I found the most likely answer here.

Unfortunately it's not an easy fix. I'll bring this thread to the attention of DA support; maybe they can figure out how to patch apache.

(Another workaround, more complex, would be only use one apache log file for all domains, and break them out every night during overnight processing, before running Webmin or any other logging service; this is how the old Cobalt Raqs did it.)

Jeff
 
Hello,

We do have a solution which should work:
http://help.directadmin.com/item.php?id=9

The only drawbacks are:

1) Users can no longer see their own error logs.
2) Your main /var/log/httpd/error_log gets big, fairly quickly

What you can also do, is remove the errors logs from all virtual_host file *except* the virtual_host.conf file. So the majority of the domains will still have their error logs, and only subdomains, and https domains/subdomains will be the only thing without error logs.

John
 
Just poking around in proc and found the setting for file handles... it would be interesting to see the output of
Code:
cat /proc/sys/fs/file-nr
This should tell you the number of current file handles, the number of file handles in use and the maximum number of file handles possible.

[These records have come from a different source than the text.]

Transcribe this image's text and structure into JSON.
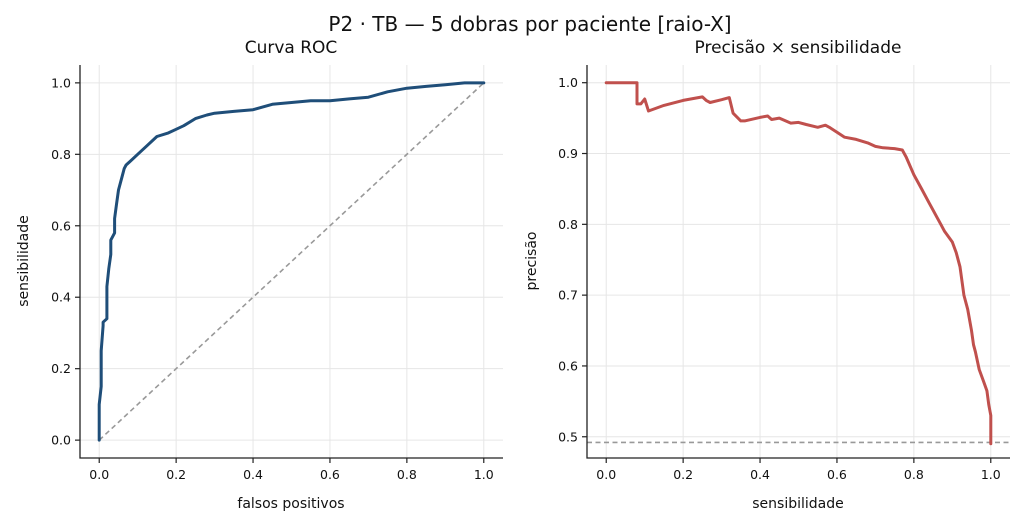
{
  "title": "P2 · TB — 5 dobras por paciente [raio-X]",
  "colors": {
    "roc": "#1f4e79",
    "pr": "#c0504d",
    "reference": "#999999",
    "grid": "#e6e6e6"
  },
  "chart_data": [
    {
      "type": "line",
      "title": "Curva ROC",
      "xlabel": "falsos positivos",
      "ylabel": "sensibilidade",
      "xlim": [
        -0.05,
        1.05
      ],
      "ylim": [
        -0.05,
        1.05
      ],
      "xticks": [
        "0.0",
        "0.2",
        "0.4",
        "0.6",
        "0.8",
        "1.0"
      ],
      "yticks": [
        "0.0",
        "0.2",
        "0.4",
        "0.6",
        "0.8",
        "1.0"
      ],
      "grid": true,
      "series": [
        {
          "x": [
            0,
            0,
            0.005,
            0.005,
            0.01,
            0.01,
            0.02,
            0.02,
            0.025,
            0.03,
            0.03,
            0.04,
            0.04,
            0.045,
            0.05,
            0.06,
            0.065,
            0.07,
            0.08,
            0.1,
            0.12,
            0.15,
            0.18,
            0.2,
            0.22,
            0.25,
            0.28,
            0.3,
            0.35,
            0.4,
            0.45,
            0.5,
            0.55,
            0.6,
            0.65,
            0.7,
            0.75,
            0.8,
            0.85,
            0.9,
            0.95,
            1.0
          ],
          "y": [
            0,
            0.1,
            0.15,
            0.25,
            0.32,
            0.33,
            0.34,
            0.43,
            0.48,
            0.52,
            0.56,
            0.58,
            0.62,
            0.66,
            0.7,
            0.74,
            0.76,
            0.77,
            0.78,
            0.8,
            0.82,
            0.85,
            0.86,
            0.87,
            0.88,
            0.9,
            0.91,
            0.915,
            0.92,
            0.925,
            0.94,
            0.945,
            0.95,
            0.95,
            0.955,
            0.96,
            0.975,
            0.985,
            0.99,
            0.995,
            1.0,
            1.0
          ]
        }
      ],
      "reference_line": {
        "x": [
          0,
          1
        ],
        "y": [
          0,
          1
        ]
      }
    },
    {
      "type": "line",
      "title": "Precisão × sensibilidade",
      "xlabel": "sensibilidade",
      "ylabel": "precisão",
      "xlim": [
        -0.05,
        1.05
      ],
      "ylim": [
        0.47,
        1.025
      ],
      "xticks": [
        "0.0",
        "0.2",
        "0.4",
        "0.6",
        "0.8",
        "1.0"
      ],
      "yticks": [
        "0.5",
        "0.6",
        "0.7",
        "0.8",
        "0.9",
        "1.0"
      ],
      "grid": true,
      "series": [
        {
          "x": [
            0,
            0.08,
            0.08,
            0.09,
            0.1,
            0.11,
            0.11,
            0.15,
            0.2,
            0.25,
            0.26,
            0.27,
            0.3,
            0.32,
            0.33,
            0.35,
            0.36,
            0.4,
            0.42,
            0.43,
            0.45,
            0.48,
            0.5,
            0.52,
            0.55,
            0.57,
            0.58,
            0.6,
            0.62,
            0.65,
            0.68,
            0.7,
            0.72,
            0.75,
            0.77,
            0.78,
            0.8,
            0.82,
            0.84,
            0.85,
            0.86,
            0.87,
            0.88,
            0.9,
            0.91,
            0.92,
            0.93,
            0.94,
            0.95,
            0.955,
            0.96,
            0.97,
            0.98,
            0.99,
            0.995,
            1.0,
            1.0
          ],
          "y": [
            1.0,
            1.0,
            0.97,
            0.97,
            0.977,
            0.96,
            0.96,
            0.968,
            0.975,
            0.98,
            0.975,
            0.972,
            0.976,
            0.979,
            0.957,
            0.946,
            0.946,
            0.951,
            0.953,
            0.948,
            0.95,
            0.943,
            0.944,
            0.941,
            0.937,
            0.94,
            0.937,
            0.93,
            0.923,
            0.92,
            0.915,
            0.91,
            0.908,
            0.907,
            0.905,
            0.895,
            0.87,
            0.85,
            0.83,
            0.82,
            0.81,
            0.8,
            0.79,
            0.775,
            0.76,
            0.74,
            0.7,
            0.68,
            0.65,
            0.63,
            0.62,
            0.595,
            0.58,
            0.565,
            0.545,
            0.53,
            0.49
          ]
        }
      ],
      "reference_line": {
        "y": 0.492
      }
    }
  ]
}
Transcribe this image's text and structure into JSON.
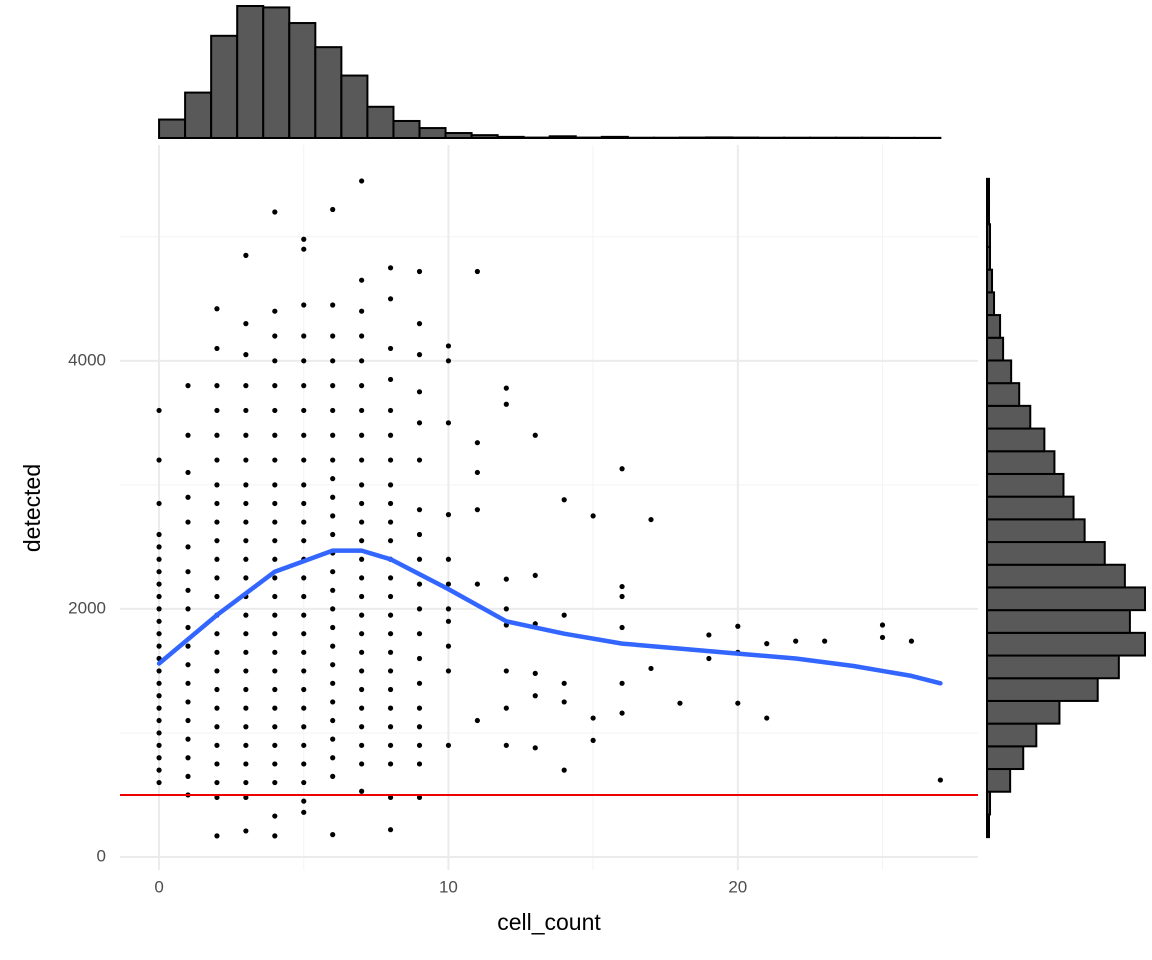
{
  "chart_data": {
    "type": "scatter",
    "xlabel": "cell_count",
    "ylabel": "detected",
    "xlim": [
      -1.35,
      28.3
    ],
    "ylim": [
      -105,
      5740
    ],
    "xticks": [
      0,
      10,
      20
    ],
    "yticks": [
      0,
      2000,
      4000
    ],
    "xminor": [
      5,
      15,
      25
    ],
    "yminor": [
      1000,
      3000,
      5000
    ],
    "grid": true,
    "point_color": "#000000",
    "points": [
      [
        0,
        600
      ],
      [
        0,
        700
      ],
      [
        0,
        800
      ],
      [
        0,
        900
      ],
      [
        0,
        1000
      ],
      [
        0,
        1100
      ],
      [
        0,
        1200
      ],
      [
        0,
        1300
      ],
      [
        0,
        1400
      ],
      [
        0,
        1500
      ],
      [
        0,
        1600
      ],
      [
        0,
        1700
      ],
      [
        0,
        1800
      ],
      [
        0,
        1900
      ],
      [
        0,
        2000
      ],
      [
        0,
        2100
      ],
      [
        0,
        2200
      ],
      [
        0,
        2300
      ],
      [
        0,
        2400
      ],
      [
        0,
        2500
      ],
      [
        0,
        2600
      ],
      [
        0,
        2850
      ],
      [
        0,
        3200
      ],
      [
        0,
        3600
      ],
      [
        1,
        500
      ],
      [
        1,
        650
      ],
      [
        1,
        800
      ],
      [
        1,
        950
      ],
      [
        1,
        1100
      ],
      [
        1,
        1250
      ],
      [
        1,
        1400
      ],
      [
        1,
        1550
      ],
      [
        1,
        1700
      ],
      [
        1,
        1850
      ],
      [
        1,
        2000
      ],
      [
        1,
        2150
      ],
      [
        1,
        2300
      ],
      [
        1,
        2500
      ],
      [
        1,
        2700
      ],
      [
        1,
        2900
      ],
      [
        1,
        3100
      ],
      [
        1,
        3400
      ],
      [
        1,
        3800
      ],
      [
        2,
        170
      ],
      [
        2,
        480
      ],
      [
        2,
        600
      ],
      [
        2,
        750
      ],
      [
        2,
        900
      ],
      [
        2,
        1050
      ],
      [
        2,
        1200
      ],
      [
        2,
        1350
      ],
      [
        2,
        1500
      ],
      [
        2,
        1650
      ],
      [
        2,
        1800
      ],
      [
        2,
        1950
      ],
      [
        2,
        2100
      ],
      [
        2,
        2250
      ],
      [
        2,
        2400
      ],
      [
        2,
        2550
      ],
      [
        2,
        2700
      ],
      [
        2,
        2850
      ],
      [
        2,
        3000
      ],
      [
        2,
        3200
      ],
      [
        2,
        3400
      ],
      [
        2,
        3600
      ],
      [
        2,
        3800
      ],
      [
        2,
        4100
      ],
      [
        2,
        4420
      ],
      [
        3,
        210
      ],
      [
        3,
        480
      ],
      [
        3,
        600
      ],
      [
        3,
        750
      ],
      [
        3,
        900
      ],
      [
        3,
        1050
      ],
      [
        3,
        1200
      ],
      [
        3,
        1350
      ],
      [
        3,
        1500
      ],
      [
        3,
        1650
      ],
      [
        3,
        1800
      ],
      [
        3,
        1950
      ],
      [
        3,
        2100
      ],
      [
        3,
        2250
      ],
      [
        3,
        2400
      ],
      [
        3,
        2550
      ],
      [
        3,
        2700
      ],
      [
        3,
        2850
      ],
      [
        3,
        3000
      ],
      [
        3,
        3200
      ],
      [
        3,
        3400
      ],
      [
        3,
        3600
      ],
      [
        3,
        3800
      ],
      [
        3,
        4050
      ],
      [
        3,
        4300
      ],
      [
        3,
        4850
      ],
      [
        4,
        170
      ],
      [
        4,
        330
      ],
      [
        4,
        600
      ],
      [
        4,
        750
      ],
      [
        4,
        900
      ],
      [
        4,
        1050
      ],
      [
        4,
        1200
      ],
      [
        4,
        1350
      ],
      [
        4,
        1500
      ],
      [
        4,
        1650
      ],
      [
        4,
        1800
      ],
      [
        4,
        1950
      ],
      [
        4,
        2100
      ],
      [
        4,
        2250
      ],
      [
        4,
        2400
      ],
      [
        4,
        2550
      ],
      [
        4,
        2700
      ],
      [
        4,
        2850
      ],
      [
        4,
        3000
      ],
      [
        4,
        3200
      ],
      [
        4,
        3400
      ],
      [
        4,
        3600
      ],
      [
        4,
        3800
      ],
      [
        4,
        4000
      ],
      [
        4,
        4200
      ],
      [
        4,
        4400
      ],
      [
        4,
        5200
      ],
      [
        5,
        360
      ],
      [
        5,
        450
      ],
      [
        5,
        600
      ],
      [
        5,
        750
      ],
      [
        5,
        900
      ],
      [
        5,
        1050
      ],
      [
        5,
        1200
      ],
      [
        5,
        1350
      ],
      [
        5,
        1500
      ],
      [
        5,
        1650
      ],
      [
        5,
        1800
      ],
      [
        5,
        1950
      ],
      [
        5,
        2100
      ],
      [
        5,
        2250
      ],
      [
        5,
        2400
      ],
      [
        5,
        2550
      ],
      [
        5,
        2700
      ],
      [
        5,
        2850
      ],
      [
        5,
        3000
      ],
      [
        5,
        3200
      ],
      [
        5,
        3400
      ],
      [
        5,
        3600
      ],
      [
        5,
        3800
      ],
      [
        5,
        4000
      ],
      [
        5,
        4200
      ],
      [
        5,
        4450
      ],
      [
        5,
        4900
      ],
      [
        5,
        4980
      ],
      [
        6,
        180
      ],
      [
        6,
        650
      ],
      [
        6,
        800
      ],
      [
        6,
        950
      ],
      [
        6,
        1100
      ],
      [
        6,
        1250
      ],
      [
        6,
        1400
      ],
      [
        6,
        1550
      ],
      [
        6,
        1700
      ],
      [
        6,
        1850
      ],
      [
        6,
        2000
      ],
      [
        6,
        2150
      ],
      [
        6,
        2300
      ],
      [
        6,
        2450
      ],
      [
        6,
        2600
      ],
      [
        6,
        2750
      ],
      [
        6,
        2900
      ],
      [
        6,
        3050
      ],
      [
        6,
        3200
      ],
      [
        6,
        3400
      ],
      [
        6,
        3600
      ],
      [
        6,
        3800
      ],
      [
        6,
        4000
      ],
      [
        6,
        4200
      ],
      [
        6,
        4450
      ],
      [
        6,
        5220
      ],
      [
        7,
        530
      ],
      [
        7,
        750
      ],
      [
        7,
        900
      ],
      [
        7,
        1050
      ],
      [
        7,
        1200
      ],
      [
        7,
        1350
      ],
      [
        7,
        1500
      ],
      [
        7,
        1650
      ],
      [
        7,
        1800
      ],
      [
        7,
        1950
      ],
      [
        7,
        2100
      ],
      [
        7,
        2250
      ],
      [
        7,
        2400
      ],
      [
        7,
        2550
      ],
      [
        7,
        2700
      ],
      [
        7,
        2850
      ],
      [
        7,
        3000
      ],
      [
        7,
        3200
      ],
      [
        7,
        3400
      ],
      [
        7,
        3600
      ],
      [
        7,
        3800
      ],
      [
        7,
        4000
      ],
      [
        7,
        4200
      ],
      [
        7,
        4400
      ],
      [
        7,
        4650
      ],
      [
        7,
        5450
      ],
      [
        8,
        220
      ],
      [
        8,
        480
      ],
      [
        8,
        750
      ],
      [
        8,
        900
      ],
      [
        8,
        1050
      ],
      [
        8,
        1200
      ],
      [
        8,
        1350
      ],
      [
        8,
        1500
      ],
      [
        8,
        1650
      ],
      [
        8,
        1800
      ],
      [
        8,
        1950
      ],
      [
        8,
        2100
      ],
      [
        8,
        2250
      ],
      [
        8,
        2400
      ],
      [
        8,
        2550
      ],
      [
        8,
        2700
      ],
      [
        8,
        2850
      ],
      [
        8,
        3000
      ],
      [
        8,
        3200
      ],
      [
        8,
        3400
      ],
      [
        8,
        3600
      ],
      [
        8,
        3850
      ],
      [
        8,
        4100
      ],
      [
        8,
        4500
      ],
      [
        8,
        4750
      ],
      [
        9,
        480
      ],
      [
        9,
        750
      ],
      [
        9,
        900
      ],
      [
        9,
        1050
      ],
      [
        9,
        1200
      ],
      [
        9,
        1400
      ],
      [
        9,
        1600
      ],
      [
        9,
        1800
      ],
      [
        9,
        2000
      ],
      [
        9,
        2200
      ],
      [
        9,
        2400
      ],
      [
        9,
        2600
      ],
      [
        9,
        2800
      ],
      [
        9,
        3200
      ],
      [
        9,
        3500
      ],
      [
        9,
        3750
      ],
      [
        9,
        4050
      ],
      [
        9,
        4300
      ],
      [
        9,
        4720
      ],
      [
        10,
        900
      ],
      [
        10,
        1500
      ],
      [
        10,
        1700
      ],
      [
        10,
        1900
      ],
      [
        10,
        2000
      ],
      [
        10,
        2200
      ],
      [
        10,
        2400
      ],
      [
        10,
        2760
      ],
      [
        10,
        3500
      ],
      [
        10,
        4000
      ],
      [
        10,
        4120
      ],
      [
        11,
        1100
      ],
      [
        11,
        2200
      ],
      [
        11,
        2800
      ],
      [
        11,
        3100
      ],
      [
        11,
        3340
      ],
      [
        11,
        4720
      ],
      [
        12,
        900
      ],
      [
        12,
        1200
      ],
      [
        12,
        1500
      ],
      [
        12,
        1870
      ],
      [
        12,
        2000
      ],
      [
        12,
        2240
      ],
      [
        12,
        3650
      ],
      [
        12,
        3780
      ],
      [
        13,
        880
      ],
      [
        13,
        1300
      ],
      [
        13,
        1480
      ],
      [
        13,
        1880
      ],
      [
        13,
        2270
      ],
      [
        13,
        3400
      ],
      [
        14,
        700
      ],
      [
        14,
        1250
      ],
      [
        14,
        1400
      ],
      [
        14,
        1950
      ],
      [
        14,
        2880
      ],
      [
        15,
        940
      ],
      [
        15,
        1120
      ],
      [
        15,
        2750
      ],
      [
        16,
        1160
      ],
      [
        16,
        1400
      ],
      [
        16,
        1850
      ],
      [
        16,
        2100
      ],
      [
        16,
        2180
      ],
      [
        16,
        3130
      ],
      [
        17,
        1520
      ],
      [
        17,
        2720
      ],
      [
        18,
        1240
      ],
      [
        19,
        1600
      ],
      [
        19,
        1790
      ],
      [
        20,
        1240
      ],
      [
        20,
        1650
      ],
      [
        20,
        1860
      ],
      [
        21,
        1120
      ],
      [
        21,
        1720
      ],
      [
        22,
        1740
      ],
      [
        23,
        1740
      ],
      [
        25,
        1770
      ],
      [
        25,
        1870
      ],
      [
        26,
        1740
      ],
      [
        27,
        620
      ]
    ],
    "smooth": {
      "color": "#3366ff",
      "x": [
        0,
        2,
        4,
        6,
        7,
        8,
        10,
        12,
        14,
        16,
        18,
        20,
        22,
        24,
        26,
        27
      ],
      "y": [
        1560,
        1950,
        2300,
        2470,
        2470,
        2400,
        2160,
        1900,
        1800,
        1720,
        1680,
        1640,
        1600,
        1540,
        1460,
        1400
      ]
    },
    "hline": {
      "value": 500,
      "color": "#ee0000"
    },
    "top_histogram": {
      "color": "#595959",
      "edgecolor": "#000000",
      "countlim": [
        0,
        930
      ],
      "bins": [
        0,
        0.9,
        1.8,
        2.7,
        3.6,
        4.5,
        5.4,
        6.3,
        7.2,
        8.1,
        9,
        9.9,
        10.8,
        11.7,
        12.6,
        13.5,
        14.4,
        15.3,
        16.2,
        17.1,
        18,
        18.9,
        19.8,
        20.7,
        21.6,
        22.5,
        23.4,
        24.3,
        25.2,
        26.1,
        27
      ],
      "counts": [
        130,
        320,
        720,
        930,
        920,
        810,
        640,
        440,
        220,
        120,
        70,
        35,
        20,
        8,
        3,
        12,
        3,
        8,
        2,
        2,
        3,
        4,
        3,
        2,
        2,
        2,
        2,
        2,
        1,
        1
      ]
    },
    "right_histogram": {
      "color": "#595959",
      "edgecolor": "#000000",
      "countlim": [
        0,
        942
      ],
      "bins": [
        160,
        343,
        526,
        709,
        892,
        1075,
        1258,
        1441,
        1624,
        1807,
        1990,
        2173,
        2356,
        2539,
        2722,
        2905,
        3088,
        3271,
        3454,
        3637,
        3820,
        4003,
        4186,
        4369,
        4552,
        4735,
        4918,
        5101,
        5284,
        5467
      ],
      "counts": [
        12,
        18,
        138,
        216,
        294,
        432,
        660,
        786,
        942,
        852,
        942,
        822,
        702,
        582,
        516,
        456,
        402,
        342,
        258,
        192,
        144,
        96,
        78,
        42,
        30,
        18,
        18,
        12,
        12
      ]
    }
  }
}
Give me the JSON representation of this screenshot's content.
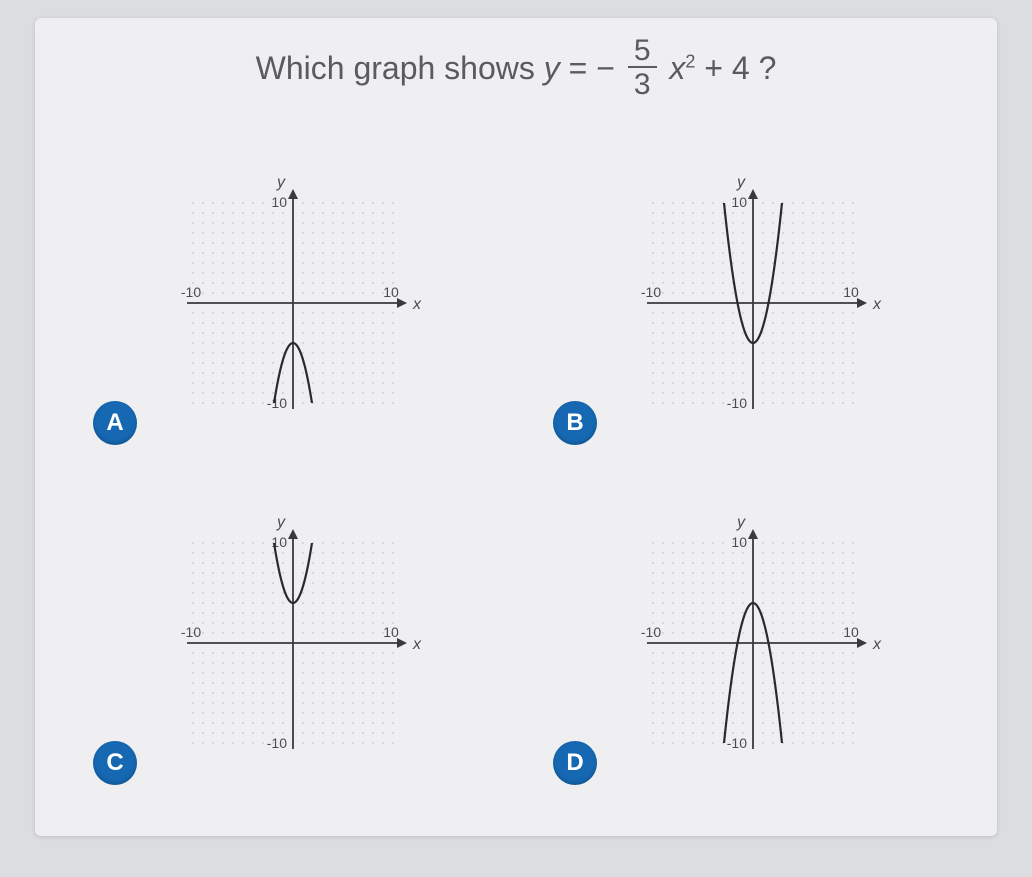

This should be configurable in sysctl.conf, .i.e.
Code:
echo "fs.file-max=103062" >> /etc/sysctl.conf
and modifiable by
Code:
echo "103062" > /proc/sys/fs/file-max
It would also be interesting to see the apache user's ulimit to see if you're hitting the hard or the soft limit for descriptors... It's also possible that apache itself can only use so many descriptors, regardless of the ulimit or the kernel limit.
 
ballyn said:
It's also possible that apache itself can only use so many descriptors, regardless of the ulimit or the kernel limit.
It's possible. But then I'd think that the Apache Organization would write that in their responses and documentation, instead of that it's dependent on ulimit.

Jeff
 
Yes, but I think ulimit relates to the apache user itself, while if there's a per-process limit, the parent apache process could hit that before it hits the ulimit for the user.